Airdrops are marketing moves made by crypto projects to publicize the existence of their tokens or coins. This is done by sending a small amount of the tokens to the wallet addresses of people for free, or in exchange for the completion of small tasks. These tasks may include joining the project’s communities, publicizing the project’s content, filling forms, completing surveys, etc. It is usually part of a token’s ICO — Initial Coin Offering, a part of the earlier phase in the project’s existence where it is being disseminated to the public or community members in preparation for its trading to commence. The bulk of the tokens to be offered during the ICO are usually for sale, with the lesser part being earmarked for airdropping. However, not all ICOs involve airdropping.

Some airdrops are also carried out much later after the launch though. This might be as set out in the project’s model, or as a gift to celebrate important milestones like anniversaries. Airdrops can also come as a result of hard-forking, where a project splits into two different parts. A recent example of this is the BCH hardfork that came with the BCHABC and BCHSV airdrop in 2020. This type of airdrops typically requires the holders to meet a certain requirement, which is usually holding a minimum amount of a token in their wallets at a particular time known as the snapshot time.

The purpose of an airdrop is basically publicity. It is an elaborate market stunt to boost a project’s popularity and acceptance amongst people, and also gain more information about the community’s sentiments towards the project. Airdrops could help boost a coin’s sale by setting possession eligibility requirements for the airdrop, making more people buy and hold the coin to be eligible for the airdrop. It could also serve as a very effective customer reward system, an example being the 2020 Uniswap airdrop. Along with the trend, NFT airdrops are also becoming really popular as a means to promote awareness and interest in the novel technology.
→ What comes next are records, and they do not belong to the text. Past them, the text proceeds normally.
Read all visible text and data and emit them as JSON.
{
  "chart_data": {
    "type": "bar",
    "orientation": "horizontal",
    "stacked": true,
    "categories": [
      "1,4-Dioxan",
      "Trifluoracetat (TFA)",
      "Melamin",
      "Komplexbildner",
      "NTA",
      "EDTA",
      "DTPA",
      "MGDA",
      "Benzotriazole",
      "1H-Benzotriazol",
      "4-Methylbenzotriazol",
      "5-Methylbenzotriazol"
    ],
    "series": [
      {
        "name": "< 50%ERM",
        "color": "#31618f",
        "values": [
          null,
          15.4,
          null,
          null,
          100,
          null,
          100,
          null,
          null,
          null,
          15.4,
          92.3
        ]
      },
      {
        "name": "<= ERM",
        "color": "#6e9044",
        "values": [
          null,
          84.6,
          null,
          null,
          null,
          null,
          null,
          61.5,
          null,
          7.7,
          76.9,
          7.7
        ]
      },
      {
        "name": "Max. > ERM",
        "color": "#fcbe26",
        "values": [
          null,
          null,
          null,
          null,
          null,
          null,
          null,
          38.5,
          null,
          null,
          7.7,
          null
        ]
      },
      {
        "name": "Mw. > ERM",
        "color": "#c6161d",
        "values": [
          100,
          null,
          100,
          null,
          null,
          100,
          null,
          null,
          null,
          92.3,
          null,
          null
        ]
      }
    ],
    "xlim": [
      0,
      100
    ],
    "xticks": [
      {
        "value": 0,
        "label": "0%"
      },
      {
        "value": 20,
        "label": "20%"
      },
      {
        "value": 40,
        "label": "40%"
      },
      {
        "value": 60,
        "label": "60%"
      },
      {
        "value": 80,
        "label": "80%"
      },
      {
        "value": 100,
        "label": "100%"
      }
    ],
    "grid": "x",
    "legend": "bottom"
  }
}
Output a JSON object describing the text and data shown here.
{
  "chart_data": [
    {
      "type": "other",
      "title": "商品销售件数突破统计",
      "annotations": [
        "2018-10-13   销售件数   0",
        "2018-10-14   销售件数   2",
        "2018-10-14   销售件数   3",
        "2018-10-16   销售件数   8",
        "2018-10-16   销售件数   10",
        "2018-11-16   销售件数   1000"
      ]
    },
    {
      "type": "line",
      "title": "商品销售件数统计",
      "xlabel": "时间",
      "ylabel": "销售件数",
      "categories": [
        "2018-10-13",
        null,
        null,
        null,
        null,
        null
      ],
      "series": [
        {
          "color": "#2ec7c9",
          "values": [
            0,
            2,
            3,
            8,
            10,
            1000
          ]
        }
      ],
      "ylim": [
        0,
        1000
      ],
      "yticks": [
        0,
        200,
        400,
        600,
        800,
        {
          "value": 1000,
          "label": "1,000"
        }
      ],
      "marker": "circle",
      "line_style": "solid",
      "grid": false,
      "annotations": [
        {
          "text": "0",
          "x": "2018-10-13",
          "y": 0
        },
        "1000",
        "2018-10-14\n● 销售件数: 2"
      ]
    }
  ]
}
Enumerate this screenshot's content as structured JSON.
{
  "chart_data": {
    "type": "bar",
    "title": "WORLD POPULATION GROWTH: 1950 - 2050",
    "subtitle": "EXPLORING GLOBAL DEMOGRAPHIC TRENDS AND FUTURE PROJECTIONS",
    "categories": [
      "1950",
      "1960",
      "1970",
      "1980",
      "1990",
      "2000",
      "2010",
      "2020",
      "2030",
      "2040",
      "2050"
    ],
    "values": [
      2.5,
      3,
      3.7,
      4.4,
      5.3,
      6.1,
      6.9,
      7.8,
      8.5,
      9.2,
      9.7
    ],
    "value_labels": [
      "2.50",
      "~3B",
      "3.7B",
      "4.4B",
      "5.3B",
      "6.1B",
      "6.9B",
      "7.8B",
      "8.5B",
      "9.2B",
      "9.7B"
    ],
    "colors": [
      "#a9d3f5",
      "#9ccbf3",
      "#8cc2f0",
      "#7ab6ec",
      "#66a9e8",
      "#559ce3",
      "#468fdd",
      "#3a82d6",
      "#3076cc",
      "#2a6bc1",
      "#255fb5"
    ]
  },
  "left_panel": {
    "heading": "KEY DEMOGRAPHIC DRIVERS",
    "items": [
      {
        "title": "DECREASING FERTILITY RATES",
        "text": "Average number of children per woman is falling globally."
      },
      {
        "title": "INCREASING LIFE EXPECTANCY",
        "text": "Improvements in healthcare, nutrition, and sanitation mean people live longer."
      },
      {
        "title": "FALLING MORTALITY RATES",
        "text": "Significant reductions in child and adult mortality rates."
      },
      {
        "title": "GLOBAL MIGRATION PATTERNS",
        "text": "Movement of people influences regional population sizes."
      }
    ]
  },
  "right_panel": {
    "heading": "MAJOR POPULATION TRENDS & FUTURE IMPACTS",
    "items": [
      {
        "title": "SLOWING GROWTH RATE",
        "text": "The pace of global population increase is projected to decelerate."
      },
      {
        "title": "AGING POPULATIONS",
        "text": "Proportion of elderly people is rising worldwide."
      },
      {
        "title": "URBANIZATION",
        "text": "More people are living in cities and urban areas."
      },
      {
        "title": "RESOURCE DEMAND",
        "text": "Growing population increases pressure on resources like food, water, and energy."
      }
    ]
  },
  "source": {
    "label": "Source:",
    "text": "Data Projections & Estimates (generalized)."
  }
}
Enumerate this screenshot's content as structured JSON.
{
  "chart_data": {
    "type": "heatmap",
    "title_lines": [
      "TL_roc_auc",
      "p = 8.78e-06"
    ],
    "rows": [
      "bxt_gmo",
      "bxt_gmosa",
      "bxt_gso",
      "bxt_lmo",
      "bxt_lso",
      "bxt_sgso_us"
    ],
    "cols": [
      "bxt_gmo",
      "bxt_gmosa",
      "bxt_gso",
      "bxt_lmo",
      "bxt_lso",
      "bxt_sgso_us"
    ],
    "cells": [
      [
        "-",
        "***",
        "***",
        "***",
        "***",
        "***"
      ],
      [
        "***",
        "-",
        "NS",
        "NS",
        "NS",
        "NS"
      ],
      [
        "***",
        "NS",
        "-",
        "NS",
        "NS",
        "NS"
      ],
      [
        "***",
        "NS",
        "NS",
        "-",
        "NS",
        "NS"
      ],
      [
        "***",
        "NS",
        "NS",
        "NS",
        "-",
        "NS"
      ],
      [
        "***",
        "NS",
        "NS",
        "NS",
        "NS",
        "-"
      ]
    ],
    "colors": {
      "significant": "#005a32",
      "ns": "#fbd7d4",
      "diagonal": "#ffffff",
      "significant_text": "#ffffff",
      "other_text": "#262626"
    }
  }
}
However, that is not to say the concept of airdrops is all pros and no cons. As is very common of high interest schemes, it is prone to abuse by malicious actors. One of such abuses is the use of airdrops for dusting attacks. This is when fraudulent persons send little quantities of tokens or coins into crypto wallets, and subsequently track the transaction activities of such wallets to decrypt hitherto private information about the account owner. Another scheme is the use of airdrops to facilitate pump and dump schemes. This is when the project’s company airdrops the tokens to people to temporarily spike trading activities and volume, driving up the price of the token. At the peak of the price movement, the owners then sell off large amounts of the token that they hold, leading to a dump and resulting in heavy losses for most. Generally, there are also fake airdrops where people perform tasks or buy and hold coins, only for the airdrop to never arrive.

All in all, airdrops are the freebies of the crypto space. They could prove to be a viable way of making cool money, as equally as they could wreak havoc on your account security and all. That is why it is highly advisable to be cautious with signing up for airdrops, and even more cautious with unsolicited airdrops popping up in wallets. With the right ground work and risk management, airdrops could be worth your while after all.